Several limitations need to be acknowledged, when interpreting the results of this study. First, the study population is based on the experience of a single, tertiary care center, and the results may not be applicable to other centers with different procedural experience as well as device and patient selection. Second, owing to the sample size of the present study and the respective event rates among patients with bleeding complications at 30‐day follow‐up, this could have particular impact on the results when comparing the different classifications of bleeding.
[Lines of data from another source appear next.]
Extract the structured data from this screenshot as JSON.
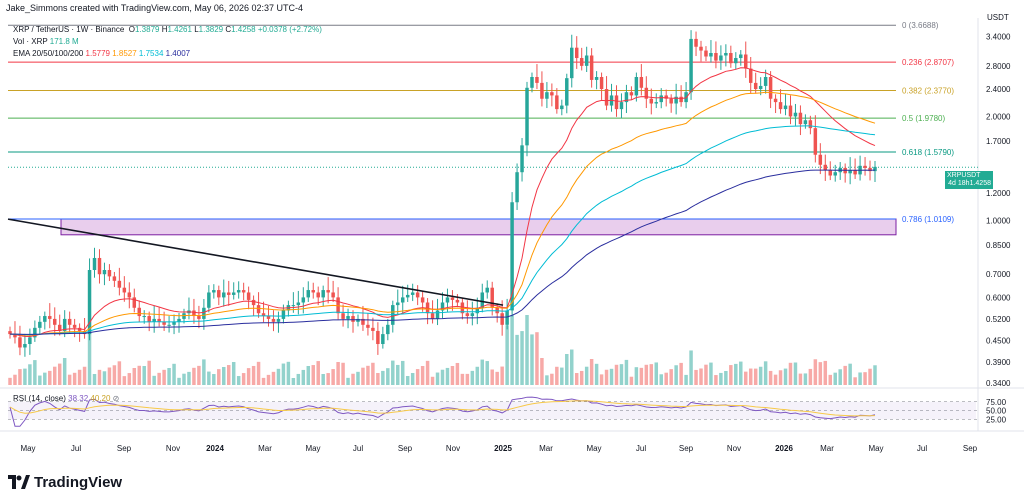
{
  "header": {
    "credit": "Jake_Simmons created with TradingView.com, May 06, 2026 02:37 UTC-4",
    "currency": "USDT"
  },
  "legend": {
    "symbol": "XRP / TetherUS · 1W · Binance",
    "o_label": "O",
    "o": "1.3879",
    "h_label": "H",
    "h": "1.4261",
    "l_label": "L",
    "l": "1.3829",
    "c_label": "C",
    "c": "1.4258",
    "change": "+0.0378 (+2.72%)",
    "vol_label": "Vol · XRP",
    "vol_value": "171.8 M",
    "ema_label": "EMA 20/50/100/200",
    "ema20": "1.5779",
    "ema50": "1.8527",
    "ema100": "1.7534",
    "ema200": "1.4007",
    "rsi_label": "RSI (14, close)",
    "rsi_value": "38.32",
    "rsi_ma": "40.20"
  },
  "colors": {
    "up": "#26a69a",
    "down": "#ef5350",
    "ema20": "#f23645",
    "ema50": "#ff9800",
    "ema100": "#00bcd4",
    "ema200": "#2a2e9e",
    "rsi": "#7e57c2",
    "rsi_ma": "#f7c948"
  },
  "fib_levels": [
    {
      "label": "0 (3.6688)",
      "color": "#787b86"
    },
    {
      "label": "0.236 (2.8707)",
      "color": "#f23645"
    },
    {
      "label": "0.382 (2.3770)",
      "color": "#c9a227"
    },
    {
      "label": "0.5 (1.9780)",
      "color": "#4caf50"
    },
    {
      "label": "0.618 (1.5790)",
      "color": "#089981"
    },
    {
      "label": "0.786 (1.0109)",
      "color": "#2962ff"
    }
  ],
  "price_tag": {
    "label": "XRPUSDT",
    "price": "1.4258",
    "countdown": "4d 18h"
  },
  "branding": {
    "logo_text": "TradingView"
  },
  "chart_data": [
    {
      "type": "candlestick",
      "title": "XRP / TetherUS · 1W · Binance",
      "y_scale": "log",
      "y_ticks": [
        "3.4000",
        "2.8000",
        "2.4000",
        "2.0000",
        "1.7000",
        "1.4258",
        "1.2000",
        "1.0000",
        "0.8500",
        "0.7000",
        "0.6000",
        "0.5200",
        "0.4500",
        "0.3900",
        "0.3400"
      ],
      "x_ticks": [
        "May",
        "Jul",
        "Sep",
        "Nov",
        "2024",
        "Mar",
        "May",
        "Jul",
        "Sep",
        "Nov",
        "2025",
        "Mar",
        "May",
        "Jul",
        "Sep",
        "Nov",
        "2026",
        "Mar",
        "May",
        "Jul",
        "Sep"
      ],
      "fibonacci_retracement": [
        {
          "ratio": 0,
          "price": 3.6688
        },
        {
          "ratio": 0.236,
          "price": 2.8707
        },
        {
          "ratio": 0.382,
          "price": 2.377
        },
        {
          "ratio": 0.5,
          "price": 1.978
        },
        {
          "ratio": 0.618,
          "price": 1.579
        },
        {
          "ratio": 0.786,
          "price": 1.0109
        }
      ],
      "support_zone": {
        "from": 0.91,
        "to": 1.0109
      },
      "trendline": {
        "from": [
          "2023-04",
          1.01
        ],
        "to": [
          "2024-12",
          0.57
        ]
      },
      "series_close_weekly": [
        0.47,
        0.46,
        0.43,
        0.44,
        0.46,
        0.49,
        0.51,
        0.53,
        0.52,
        0.5,
        0.48,
        0.52,
        0.5,
        0.49,
        0.48,
        0.47,
        0.72,
        0.78,
        0.7,
        0.72,
        0.69,
        0.67,
        0.64,
        0.62,
        0.6,
        0.56,
        0.53,
        0.53,
        0.51,
        0.52,
        0.51,
        0.5,
        0.5,
        0.51,
        0.52,
        0.54,
        0.55,
        0.53,
        0.52,
        0.56,
        0.62,
        0.63,
        0.6,
        0.62,
        0.61,
        0.62,
        0.63,
        0.62,
        0.59,
        0.57,
        0.54,
        0.53,
        0.52,
        0.51,
        0.52,
        0.55,
        0.57,
        0.57,
        0.58,
        0.6,
        0.63,
        0.62,
        0.6,
        0.63,
        0.62,
        0.6,
        0.54,
        0.52,
        0.53,
        0.51,
        0.52,
        0.5,
        0.49,
        0.48,
        0.44,
        0.47,
        0.5,
        0.57,
        0.58,
        0.6,
        0.61,
        0.62,
        0.6,
        0.58,
        0.54,
        0.52,
        0.55,
        0.58,
        0.6,
        0.59,
        0.58,
        0.54,
        0.53,
        0.54,
        0.56,
        0.62,
        0.64,
        0.56,
        0.54,
        0.5,
        0.55,
        1.13,
        1.38,
        1.65,
        2.42,
        2.6,
        2.5,
        2.25,
        2.35,
        2.3,
        2.1,
        2.15,
        2.58,
        3.16,
        2.95,
        2.8,
        3.0,
        2.55,
        2.6,
        2.4,
        2.15,
        2.3,
        2.1,
        2.2,
        2.35,
        2.3,
        2.6,
        2.42,
        2.25,
        2.18,
        2.2,
        2.3,
        2.25,
        2.18,
        2.28,
        2.2,
        2.35,
        3.35,
        3.18,
        3.1,
        2.98,
        3.05,
        2.9,
        3.0,
        3.05,
        2.85,
        2.95,
        3.02,
        2.75,
        2.5,
        2.4,
        2.45,
        2.6,
        2.25,
        2.2,
        2.1,
        2.15,
        2.0,
        2.05,
        1.9,
        1.95,
        1.85,
        1.55,
        1.45,
        1.4,
        1.35,
        1.38,
        1.42,
        1.37,
        1.4,
        1.36,
        1.44,
        1.42,
        1.39,
        1.43
      ],
      "series": [
        {
          "name": "EMA 20",
          "last": 1.5779
        },
        {
          "name": "EMA 50",
          "last": 1.8527
        },
        {
          "name": "EMA 100",
          "last": 1.7534
        },
        {
          "name": "EMA 200",
          "last": 1.4007
        }
      ]
    },
    {
      "type": "line",
      "title": "RSI (14, close)",
      "y_ticks": [
        "75.00",
        "50.00",
        "25.00"
      ],
      "ylim": [
        0,
        100
      ],
      "last": 38.32
    }
  ]
}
Third, although details on bleeding complications have been prospectively collected, we are not able to exclude some heterogeneity and bias during the adjudication process according to the endpoint definitions of VARC, BARC, TIMI, and GUSTO. And, finally, although blood sample assessment was standardized for all patients on the morning of the intervention and daily thereafter until hospital discharge, a certain dilutional effect of periprocedural fluid management might be depicted in the analysis on periprocedural blood loss.

Conclusion

Bleeding complications post‐TAVI are frequent and independently associated with impaired clinical outcomes at short‐ and long‐term follow‐up. The current VARC‐2 bleeding definition offers a balanced severity stratification that is associated with a gradual increase in mortality and prognostic information that is comparable to established bleeding definitions (BARC, TIMI, and GUSTO). Adding the information of periprocedural blood loss to the preexisting definition of VARC‐2 may further increase the sensitivity and predictive power of this classification.

Disclosures

Prof Wenaweser has received honoraria and lecture fees from Medtronic and Edwards Lifesciences and has received an unrestricted grant from Medtronic to the institution (University of Bern). Prof Khattab has received speaker honoraria and proctor fees from Medtronic CoreValve and Edwards Lifesciences. Prof Jüni is an unpaid steering committee or statistical executive committee member of trials funded by Abbott Vascular, Biosensors, Medtronic, and Johnson & Johnson. CTU Bern, which is part of the University of Bern, has a staff policy of not accepting honoraria or consultancy fees. However, CTU Bern is involved in design, conduct, or analysis of clinical studies funded by Abbott Vascular, Ablynx, Amgen, AstraZeneca, Biosensors, Biotronic, Boehringer Ingelheim, Eisai, Eli Lilly, Exelixis, Geron, Gilead Sciences, Nestlé, Novartis, Novo Nordisc, Padma, Roche, Schering‐Plough, St Jude Medical, and Swiss Cardio Technologies. Prof Windecker reports having received research grants to the institution from Abbott, Biotronik, Boston Scientific, Edwards Lifesciences, Medtronic, Medicines Company, and St Jude as well as speaker fees from AstraZeneca, Eli Lilly, Abbott, Biotronik, Boston Scientific, Bayer, and Biosensors. C. Huber is a proctor for Symetis and Edwards Lifesciences, serves as consultant for Medtronic, and has shares in Endoheart. All other authors have no relationships relevant to the contents of this article to disclose.